Listening to him in growing astonishment as she tried to assimilate this ludicrous and completely unexpected proposition, it occurred to Madeleine that she had not been ready for this aspect of marriage. Until now any beast of her flocks had been entirely her own to manage as she wished; as a married woman, she had no property. Everything they owned was in law her husband's, and his to dispose of as he saw fit. She had thought the man she married to be hard-nosed and practical – shrewd and pragmatic, not susceptible to sappy romanticism like this. But if her husband had been seized by some insane desire to turn loose their swine – the best investment they had so far developed and the key-stone of their budget for this year – she had no legal ground for stopping him. He was her lord and master by her own free choice, and there was nothing she could do about it. Even so, too dumbfounded to speak but watching him narrowly as he laid before her his suit for clemency, she saw no sign of arrogance, nothing overbearing. If anything, he reminded her of a brave child at this moment, and the slight tremble in his voice as he made his outrageous proposition did not escape her. Neither did she fail to notice that the notion came to no more than ludicrous sentimentality borrowed from Brother Crazy Cormac; as so she told him when he finished what he had to say, plucked up the courage to look into her eyes for her reaction, and heard her adamant and decided rejection of any such daft proposal. He listened to her thoughtfully, his gaze resting on her face, respectful and quiet, and she thought for a moment she had swayed him. But he said – not argumentatively, nor yet beseechingly, just simply and honestly: ‘I asked you before we were married, when you still had time to turn back, did you want the man I am, not just the idea of marriage or of me – and you assured me, yes. Well, this is the man I am. This is what I want to do.'

Madeleine stared at him, nonplussed, the unfamiliar exertion of her efforts at gentle submission not even discarded – just forgotten. ‘But… surely there's no need to be so all-or-nothing about it? I can want to be married to you without having to agree to every whim that takes your fancy! Besides, this thing with the pigs is not the man you are; it's the man Brother Cormac is. And no woman alive would want to end up married to him, never mind his blue eyes and his barmy, lop-sided Irish grin.'

William paused on this thought. It had never crossed his mind that these characteristics of Brother Cormac would make him attractive to women, and the idea intrigued him.

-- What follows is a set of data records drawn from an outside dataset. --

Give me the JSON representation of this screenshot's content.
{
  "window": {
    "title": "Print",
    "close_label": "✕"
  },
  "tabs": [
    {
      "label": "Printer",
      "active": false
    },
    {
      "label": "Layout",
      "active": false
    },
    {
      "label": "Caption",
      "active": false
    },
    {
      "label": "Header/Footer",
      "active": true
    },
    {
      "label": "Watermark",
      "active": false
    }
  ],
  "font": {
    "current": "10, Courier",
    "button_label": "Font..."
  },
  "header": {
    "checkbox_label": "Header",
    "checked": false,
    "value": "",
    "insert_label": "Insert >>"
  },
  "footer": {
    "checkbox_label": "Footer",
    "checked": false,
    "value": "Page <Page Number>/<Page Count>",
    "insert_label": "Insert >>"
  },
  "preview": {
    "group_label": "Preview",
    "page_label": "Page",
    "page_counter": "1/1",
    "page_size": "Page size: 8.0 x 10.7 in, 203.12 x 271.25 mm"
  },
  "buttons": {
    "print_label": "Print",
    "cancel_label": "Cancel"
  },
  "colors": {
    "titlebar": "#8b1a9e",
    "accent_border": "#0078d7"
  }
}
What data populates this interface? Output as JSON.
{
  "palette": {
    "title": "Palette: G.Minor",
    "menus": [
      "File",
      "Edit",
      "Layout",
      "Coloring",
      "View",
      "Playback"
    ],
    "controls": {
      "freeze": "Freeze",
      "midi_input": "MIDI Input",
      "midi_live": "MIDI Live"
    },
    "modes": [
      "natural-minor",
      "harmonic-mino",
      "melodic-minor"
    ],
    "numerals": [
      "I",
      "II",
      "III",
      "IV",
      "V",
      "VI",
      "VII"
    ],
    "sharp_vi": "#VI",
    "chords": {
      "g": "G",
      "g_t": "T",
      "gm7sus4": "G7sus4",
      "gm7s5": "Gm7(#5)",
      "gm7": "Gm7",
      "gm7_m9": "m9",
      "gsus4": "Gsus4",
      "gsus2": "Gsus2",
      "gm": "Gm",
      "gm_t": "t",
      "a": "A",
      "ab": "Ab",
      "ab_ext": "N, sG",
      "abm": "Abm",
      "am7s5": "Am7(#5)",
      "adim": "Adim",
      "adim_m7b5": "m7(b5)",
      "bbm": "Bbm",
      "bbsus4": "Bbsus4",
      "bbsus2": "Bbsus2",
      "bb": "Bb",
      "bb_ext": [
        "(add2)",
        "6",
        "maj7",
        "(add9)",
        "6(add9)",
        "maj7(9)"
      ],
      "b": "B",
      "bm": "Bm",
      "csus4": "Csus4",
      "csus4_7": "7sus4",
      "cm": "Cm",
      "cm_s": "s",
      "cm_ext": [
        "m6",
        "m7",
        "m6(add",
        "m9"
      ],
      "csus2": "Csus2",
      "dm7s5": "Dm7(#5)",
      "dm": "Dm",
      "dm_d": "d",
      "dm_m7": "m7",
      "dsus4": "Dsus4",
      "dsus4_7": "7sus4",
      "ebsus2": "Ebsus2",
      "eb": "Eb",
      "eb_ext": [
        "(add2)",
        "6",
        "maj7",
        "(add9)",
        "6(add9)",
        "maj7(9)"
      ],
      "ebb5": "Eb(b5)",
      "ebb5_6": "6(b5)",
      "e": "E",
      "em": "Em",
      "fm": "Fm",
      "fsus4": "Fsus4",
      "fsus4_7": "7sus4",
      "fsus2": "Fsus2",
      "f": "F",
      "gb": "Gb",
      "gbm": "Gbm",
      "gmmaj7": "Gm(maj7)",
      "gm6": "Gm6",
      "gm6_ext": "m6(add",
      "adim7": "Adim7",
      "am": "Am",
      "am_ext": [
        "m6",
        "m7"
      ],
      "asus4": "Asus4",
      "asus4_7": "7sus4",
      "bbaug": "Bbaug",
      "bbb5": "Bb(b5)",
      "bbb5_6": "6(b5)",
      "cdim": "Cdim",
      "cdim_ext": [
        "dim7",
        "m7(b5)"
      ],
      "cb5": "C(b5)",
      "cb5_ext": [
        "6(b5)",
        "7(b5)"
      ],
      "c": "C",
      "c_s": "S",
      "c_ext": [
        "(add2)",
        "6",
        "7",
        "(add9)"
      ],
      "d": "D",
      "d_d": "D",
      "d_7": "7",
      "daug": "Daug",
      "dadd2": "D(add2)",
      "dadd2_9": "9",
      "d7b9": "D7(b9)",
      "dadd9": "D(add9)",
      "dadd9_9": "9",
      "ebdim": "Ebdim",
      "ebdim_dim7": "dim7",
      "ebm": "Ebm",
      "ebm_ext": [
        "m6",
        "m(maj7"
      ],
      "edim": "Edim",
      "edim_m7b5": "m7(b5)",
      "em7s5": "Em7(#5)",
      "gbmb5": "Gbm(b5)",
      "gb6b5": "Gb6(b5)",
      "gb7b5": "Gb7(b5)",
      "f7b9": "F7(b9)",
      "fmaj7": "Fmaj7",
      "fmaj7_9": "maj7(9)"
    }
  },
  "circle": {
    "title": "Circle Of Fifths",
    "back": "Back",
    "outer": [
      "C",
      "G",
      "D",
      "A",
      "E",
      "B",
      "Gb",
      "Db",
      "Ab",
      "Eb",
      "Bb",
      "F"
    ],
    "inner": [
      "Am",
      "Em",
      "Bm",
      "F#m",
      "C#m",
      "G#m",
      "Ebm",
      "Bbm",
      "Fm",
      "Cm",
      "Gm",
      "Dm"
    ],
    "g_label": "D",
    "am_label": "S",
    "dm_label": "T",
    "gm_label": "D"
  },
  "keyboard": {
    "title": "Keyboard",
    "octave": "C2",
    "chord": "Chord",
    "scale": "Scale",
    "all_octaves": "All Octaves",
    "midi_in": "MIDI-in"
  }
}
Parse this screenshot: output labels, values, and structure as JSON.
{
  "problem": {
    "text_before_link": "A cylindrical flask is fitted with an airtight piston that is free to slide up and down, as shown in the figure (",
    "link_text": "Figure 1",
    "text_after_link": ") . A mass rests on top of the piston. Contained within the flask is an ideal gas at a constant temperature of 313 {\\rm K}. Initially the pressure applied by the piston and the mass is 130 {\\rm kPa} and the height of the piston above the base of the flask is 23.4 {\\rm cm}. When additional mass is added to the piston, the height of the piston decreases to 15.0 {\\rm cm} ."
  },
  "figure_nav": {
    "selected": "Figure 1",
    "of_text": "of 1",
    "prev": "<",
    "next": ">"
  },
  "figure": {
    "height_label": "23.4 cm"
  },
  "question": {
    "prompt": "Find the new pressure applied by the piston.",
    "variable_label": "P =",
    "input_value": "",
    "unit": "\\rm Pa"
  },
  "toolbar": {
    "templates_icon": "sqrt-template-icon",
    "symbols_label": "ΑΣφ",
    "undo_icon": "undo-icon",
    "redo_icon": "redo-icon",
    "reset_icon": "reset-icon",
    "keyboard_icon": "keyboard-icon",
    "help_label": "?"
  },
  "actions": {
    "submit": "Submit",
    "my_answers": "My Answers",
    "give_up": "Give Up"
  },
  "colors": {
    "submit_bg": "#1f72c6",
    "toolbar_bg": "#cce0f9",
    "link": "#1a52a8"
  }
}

‘William?' His wife had reared up onto her elbow, and waited with tense anxiety to hear his response. They depended on the pigs, they had built them into their plan for seeing their way clear. Without the pigs, they could manage, but it would be lean and very hard going.

Her husband looked up at her again, his gaze searching hers. So often she saw everything shifting and changing in William's grey-green eyes, as unfathomable and unreadable as sky and sea. They looked different in this moment; very clear and straight.